Boots completes £4.8bn full scheme buy-in with L&G

The trustee of the Boots Pension Scheme has agreed a £4.8bn full buy-in with Legal & General (L&G), marking the UK's largest single transaction of its kind by premium size.

The deal secures the benefits of all 53,000 retirees and deferred members of the scheme, meaning that it is also L&G's largest single transaction by number of members.

As part of the deal, Boots agreed to bring forward approximately £170m of already committed payments to the scheme and has committed to pay extra contributions expected to be approximately £500m to the scheme.

Cardano was the strategic advisor to Walgreens Boots Alliance and lead broker for the transaction, while Baker McKenzie provided legal advice. Aon was strategic adviser, lead investment adviser and broker for the transaction representing the trustee, while Sackers provided legal advice.

Slaughter and May and Simmons & Simmons provided legal advice to L&G.

The trustee and Boots have written to members to inform them of the changes, confirming that savers in the scheme will be provided with individual annuity policies issued by L&G, who will then be responsible for paying members' benefits directly.

This process is expected to take up to two years to complete, after which the scheme will be able to be wound-up.

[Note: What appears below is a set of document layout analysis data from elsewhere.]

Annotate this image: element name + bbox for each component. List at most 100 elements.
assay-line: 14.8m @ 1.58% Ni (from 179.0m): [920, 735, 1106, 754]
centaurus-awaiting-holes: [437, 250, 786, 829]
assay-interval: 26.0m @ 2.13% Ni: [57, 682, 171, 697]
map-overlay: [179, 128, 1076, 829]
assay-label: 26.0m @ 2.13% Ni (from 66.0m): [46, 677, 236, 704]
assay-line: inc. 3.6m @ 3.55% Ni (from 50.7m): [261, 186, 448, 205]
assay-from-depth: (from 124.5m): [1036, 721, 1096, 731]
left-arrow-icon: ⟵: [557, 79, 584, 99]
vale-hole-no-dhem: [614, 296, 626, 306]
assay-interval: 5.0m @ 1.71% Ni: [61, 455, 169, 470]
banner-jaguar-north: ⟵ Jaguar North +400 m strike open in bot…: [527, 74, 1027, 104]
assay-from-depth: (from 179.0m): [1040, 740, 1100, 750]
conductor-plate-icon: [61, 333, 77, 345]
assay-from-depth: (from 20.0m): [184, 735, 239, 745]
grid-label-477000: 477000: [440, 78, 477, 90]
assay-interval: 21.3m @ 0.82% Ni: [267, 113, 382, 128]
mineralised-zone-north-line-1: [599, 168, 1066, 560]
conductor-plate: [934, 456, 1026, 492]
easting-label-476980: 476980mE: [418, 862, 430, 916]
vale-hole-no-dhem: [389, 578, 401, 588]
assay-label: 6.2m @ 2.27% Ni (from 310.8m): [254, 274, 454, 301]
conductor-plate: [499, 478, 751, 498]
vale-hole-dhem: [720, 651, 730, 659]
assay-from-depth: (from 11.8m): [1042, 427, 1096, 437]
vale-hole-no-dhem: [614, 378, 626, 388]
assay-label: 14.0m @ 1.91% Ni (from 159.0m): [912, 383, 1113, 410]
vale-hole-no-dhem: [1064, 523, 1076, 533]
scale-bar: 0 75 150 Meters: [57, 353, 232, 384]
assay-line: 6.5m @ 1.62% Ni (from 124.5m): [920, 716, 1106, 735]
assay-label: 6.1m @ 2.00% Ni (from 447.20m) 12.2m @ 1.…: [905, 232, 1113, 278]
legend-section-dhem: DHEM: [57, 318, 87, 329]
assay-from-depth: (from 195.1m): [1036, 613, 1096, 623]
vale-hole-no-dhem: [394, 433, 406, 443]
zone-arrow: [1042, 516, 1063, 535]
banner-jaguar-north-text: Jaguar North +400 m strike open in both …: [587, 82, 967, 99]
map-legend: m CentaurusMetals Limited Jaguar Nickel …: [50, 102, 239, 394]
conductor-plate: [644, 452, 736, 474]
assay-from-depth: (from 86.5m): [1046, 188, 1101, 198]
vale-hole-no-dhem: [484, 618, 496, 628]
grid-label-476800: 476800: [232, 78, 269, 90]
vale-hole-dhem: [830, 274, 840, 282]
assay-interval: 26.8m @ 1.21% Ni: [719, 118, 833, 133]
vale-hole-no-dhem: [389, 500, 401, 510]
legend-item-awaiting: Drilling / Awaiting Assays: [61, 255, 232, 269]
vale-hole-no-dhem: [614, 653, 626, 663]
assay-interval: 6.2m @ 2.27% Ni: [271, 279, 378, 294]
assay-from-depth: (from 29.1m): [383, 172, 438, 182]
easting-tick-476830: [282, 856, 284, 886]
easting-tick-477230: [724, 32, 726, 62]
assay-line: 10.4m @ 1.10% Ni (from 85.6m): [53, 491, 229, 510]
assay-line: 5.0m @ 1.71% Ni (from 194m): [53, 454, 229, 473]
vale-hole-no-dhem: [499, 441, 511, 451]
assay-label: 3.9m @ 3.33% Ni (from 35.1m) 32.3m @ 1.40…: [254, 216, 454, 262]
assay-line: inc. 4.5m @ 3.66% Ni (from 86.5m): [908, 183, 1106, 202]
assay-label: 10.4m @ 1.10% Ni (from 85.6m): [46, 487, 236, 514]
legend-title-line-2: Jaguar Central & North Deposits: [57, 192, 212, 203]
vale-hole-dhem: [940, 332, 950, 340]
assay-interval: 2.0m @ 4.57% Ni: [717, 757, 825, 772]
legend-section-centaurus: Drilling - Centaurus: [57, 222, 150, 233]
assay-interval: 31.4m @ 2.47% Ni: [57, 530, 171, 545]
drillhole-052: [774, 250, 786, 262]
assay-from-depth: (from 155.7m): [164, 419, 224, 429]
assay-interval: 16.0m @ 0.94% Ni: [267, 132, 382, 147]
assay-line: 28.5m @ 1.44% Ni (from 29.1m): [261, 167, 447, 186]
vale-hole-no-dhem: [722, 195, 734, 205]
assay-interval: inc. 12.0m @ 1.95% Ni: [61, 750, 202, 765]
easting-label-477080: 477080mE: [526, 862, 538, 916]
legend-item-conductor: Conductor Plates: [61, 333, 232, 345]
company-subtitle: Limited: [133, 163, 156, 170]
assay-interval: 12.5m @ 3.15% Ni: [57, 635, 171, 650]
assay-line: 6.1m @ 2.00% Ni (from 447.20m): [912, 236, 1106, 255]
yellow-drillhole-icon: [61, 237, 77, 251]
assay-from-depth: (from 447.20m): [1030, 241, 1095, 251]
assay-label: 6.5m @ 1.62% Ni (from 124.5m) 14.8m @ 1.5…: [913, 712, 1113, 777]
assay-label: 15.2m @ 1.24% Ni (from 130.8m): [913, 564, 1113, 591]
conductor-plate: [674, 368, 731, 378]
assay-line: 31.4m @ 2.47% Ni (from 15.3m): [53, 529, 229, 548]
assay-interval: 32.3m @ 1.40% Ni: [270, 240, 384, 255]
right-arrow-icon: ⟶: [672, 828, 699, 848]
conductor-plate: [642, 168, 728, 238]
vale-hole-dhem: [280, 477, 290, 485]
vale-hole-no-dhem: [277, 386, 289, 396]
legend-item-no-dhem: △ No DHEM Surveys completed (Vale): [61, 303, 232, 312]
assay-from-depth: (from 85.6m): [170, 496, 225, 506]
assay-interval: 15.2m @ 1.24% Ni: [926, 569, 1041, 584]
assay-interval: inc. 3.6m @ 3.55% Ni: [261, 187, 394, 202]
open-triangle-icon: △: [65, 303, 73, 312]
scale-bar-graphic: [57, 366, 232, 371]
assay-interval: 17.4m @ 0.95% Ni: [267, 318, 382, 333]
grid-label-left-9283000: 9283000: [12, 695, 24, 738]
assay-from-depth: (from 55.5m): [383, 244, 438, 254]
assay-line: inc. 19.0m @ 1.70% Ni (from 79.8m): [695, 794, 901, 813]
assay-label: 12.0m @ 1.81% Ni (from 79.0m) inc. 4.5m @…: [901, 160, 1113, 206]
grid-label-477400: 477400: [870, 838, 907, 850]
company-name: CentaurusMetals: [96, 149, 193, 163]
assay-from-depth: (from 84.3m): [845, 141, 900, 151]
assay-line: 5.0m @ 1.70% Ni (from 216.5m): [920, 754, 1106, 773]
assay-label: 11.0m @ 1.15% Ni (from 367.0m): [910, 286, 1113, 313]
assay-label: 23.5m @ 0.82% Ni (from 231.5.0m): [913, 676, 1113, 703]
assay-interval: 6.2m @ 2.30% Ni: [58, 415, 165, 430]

The buy-in was highlighted as "another innovative step forward" in DB de-risking, as it provided a combined investment and insurance solution for the scheme's asset holdings, allowing the scheme to achieve the certainty of a transaction whilst also maximising value by transferring its assets (or the associated sale proceeds) to Legal & General.

It also marks the conclusion of a de-risking process that the scheme first embarked on in 2001, with recent reports suggesting that Walgreens, the American owner of pharmacy chain Boots, was willing to pay £1bn to hand over responsibility of the Boots pension scheme, amid concerns that the guarantee Walgreens had given to the scheme could be stopping private equity firms from purchasing Boots.

Boots Pension Scheme chair of trustee, on behalf of Law Debenture Pension Trust Corporation, Alan Baker, commented: "This agreement with L&G gives added protection to our members' long-term benefits by removing market uncertainty and other financial exposures.

“We welcome the additional payment from Boots, in addition to the sum it has already committed.

"As a result, the scheme will not be reliant on Boots to pay benefits to members and pensions will be protected for decades to come.

"I would like to take this opportunity to thank my fellow trustee directors and our predecessors, the scheme officers and advisers for their hard work over many years to reach this positive outcome for our members."

Adding to this, Boots managing director and senior vice president, Sebastian James, said: "We are very pleased to have achieved the gold standard outcome for our pension scheme and to have fully secured the benefits of all members with a highly respected insurer.

"This will provide greater certainty to both the scheme members and to Boots, and is an excellent outcome for both parties."

L&G Retirement Institutional CEO, Andrew Kail, added: “We are very pleased to have agreed this buy-in today with the Boots Pension Scheme, representing our largest ever single transaction.

"This is testament to our long-standing relationship with the client, and I am proud that we have been able to work seamlessly across our insurance, reinsurance and investment management capabilities to deliver an excellent outcome.

“We are continuing to see an unprecedented acceleration in demand in this sector, driven by more pension schemes being closer to buyout than ever before. Against this backdrop, we have posted a record year with £13.4bn of global PRT written to date."

Boots has a long-standing relationship with Legal & General, having previously completed a £50m full scheme buy-in with the insurer for the Boots Supplementary Pension Plan last year.


Aon risk settlement partner, John Baines, also highlighted the deal as "further evidence of the innovation that can be achieved at scale and pace in an incredibly busy, yet buoyant, insurance market".

“A key element in achieving this transaction, was dealing with the significant portfolio of illiquid investments held by the scheme," he continued.

"Working in close partnership with the sponsor and trustees, we applied our experience, innovative solutions and lessons learned from other deals of similar size, ensured this wasn’t a barrier to securing benefits.

"This, combined with taking action on investments early and having the right investment toolkit, ensured risk was managed effectively, costs were reduced and the transaction completed.”